Efek dari kepemimpinan transaksional adalah segala macam kebijakannya senantiasa berbau rasionalisasi. Sebab, hakikatnya memang bukan rakyat yang mau dilayani, tetapi kekuatan lain yang sangat ditakuti. Di sinilah kemudian istilah pencitraan menjadi keniscayaan bagi mereka yang sangat berkeinginan dengan kursi jabatan.

Umar bin Khatthab's Style ini lengkap dan lugas terdapat dalam buku, Khulafaur Rasul Shallallahu Alayhi Wasallam, karya Syeikh Khalid Muhammad Khalid. Di antaranya:

Pertama, Khalifah Umar Mengedepankan Musyawarah

Nah! Hal langka. Ketika berada di majlis musyawarah, Umar Radhiyallahu Anhu tidak pernah memposisikan dirinya sebagai penguasa yang memiliki kalimatul qath'i (pendapat sakti yang tak tertolak). Ruh syuuroo dibangun dengan:

1. Meletakkan dirinya sebagai manusia yang sama kedudukannya dengan anggota musyawarah lain.

2. Menanamkan ruh ukhawiyyah dan ruh mahabbah, bahwa mereka yang terlibat dalam syuuro adalah guru yang akan menunjukkannya ke jalan kebaikan, menyelamatkannya dari kesengsaraan hisab di akhirat. Sebab anggota majlis musyawarah diharapkan dapat membantunya untuk memperjelas kebenaran.

Kedua, Khalifah Umar Berlepas Diri dari Penggunaan Kekayaan Negara untuk Pribadi dan Keluarga.

Mensejahterakan seluruh rakyat! Visi yang tidak sekadar jargon kampanye. Rakyat dan kader-kader generasi pilihan saat itu, bukanlah sapi perah. Bukan pula batu-bata yang diperlukan sesaat kemudian dibuang. Umar bin Khatthab mengedepankan zuhud dan waro'.

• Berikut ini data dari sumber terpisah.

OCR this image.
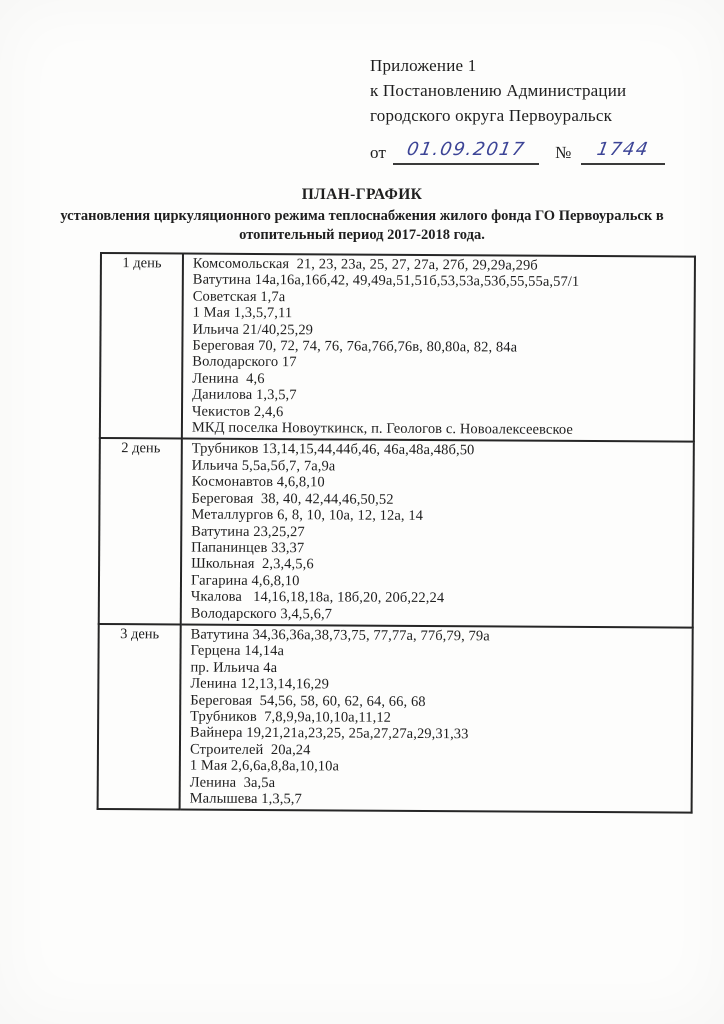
Приложение 1
к Постановлению Администрации
городского округа Первоуральск
от 01.09.2017 № 1744
ПЛАН-ГРАФИК
установления циркуляционного режима теплоснабжения жилого фонда ГО Первоуральск в
отопительный период 2017-2018 года.
1 день	Комсомольская  21, 23, 23а, 25, 27, 27а, 27б, 29,29а,29б
Ватутина 14а,16а,16б,42, 49,49а,51,51б,53,53а,53б,55,55а,57/1
Советская 1,7а
1 Мая 1,3,5,7,11
Ильича 21/40,25,29
Береговая 70, 72, 74, 76, 76а,76б,76в, 80,80а, 82, 84а
Володарского 17
Ленина  4,6
Данилова 1,3,5,7
Чекистов 2,4,6
МКД поселка Новоуткинск, п. Геологов с. Новоалексеевское

2 день	Трубников 13,14,15,44,44б,46, 46а,48а,48б,50
Ильича 5,5а,5б,7, 7а,9а
Космонавтов 4,6,8,10
Береговая  38, 40, 42,44,46,50,52
Металлургов 6, 8, 10, 10а, 12, 12а, 14
Ватутина 23,25,27
Папанинцев 33,37
Школьная  2,3,4,5,6
Гагарина 4,6,8,10
Чкалова   14,16,18,18а, 18б,20, 20б,22,24
Володарского 3,4,5,6,7

3 день	Ватутина 34,36,36а,38,73,75, 77,77а, 77б,79, 79а
Герцена 14,14а
пр. Ильича 4а
Ленина 12,13,14,16,29
Береговая  54,56, 58, 60, 62, 64, 66, 68
Трубников  7,8,9,9а,10,10а,11,12
Вайнера 19,21,21а,23,25, 25а,27,27а,29,31,33
Строителей  20а,24
1 Мая 2,6,6а,8,8а,10,10а
Ленина  3а,5а
Малышева 1,3,5,7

Maka selama Khalifah Umar menjabat. Tak ada satupun keluarga beliau yang memanfaatkan jabatan ayahnya untuk meraih kesenangan duniawi. Pada akhirnya, ketika tidak lagi menjabat, tak seorang pun terlilit kasus atau terjebak dalam intrik-intrik kotor dunia politik.

Ketiga, Khalifah Umar Menjunjung Tinggi Fitrah Manusia yang Bebas Merdeka!

Pemahaman kebebasan menurut Umar sangat sederhana dan bersifat universal. Kebebasan menurutnya adalah kebebasan kebenaran (al-haq). Artinya, kebenaran berada di atas semua aturan. Al-haq yang bertumpu pada sulthatud dalil (komando dalil), bukan berbasis fanatisme atau doktrin yang bertolak belakang dengan syariat.

Umar berkata pada dirinya sendiri, “Sejak kapan engkau memperbudak manusia, sedangkan mereka dilahirkan ibunya dalam keadaan merdeka?”

Menurut Umar, semua orang memiliki kemerdekaan sejak lahir ke dunia. Bagi Khalifah Umar. Semua manusia hanya wajib memberikan loyalitas mutlak kepada Allah Ta'ala dengan mencontoh Rasulullah saw. Di luar itu. Tidak ada ketaatan kepada makhluk yang mengantarkan pada kemaksiatan kepada Sang Khalik.

Keempat, Khalifah Umar Terbuka Mendengar Kritik.

Kritik dan mengkritisi menjadi barang HARAM saat ini. Di negara yang konon menganut demokrasi saja. Manusia-manusia kritis dipantau. Siap-siap menerima hukuman atau disingkirkan dari kehidupan publik. Biasanya. Seorang pemimpin yang takut dengan kritikan, ia telah terjerst jebakan transaksional dan tidak fokus memperjuangkan Allah dan RasulNya.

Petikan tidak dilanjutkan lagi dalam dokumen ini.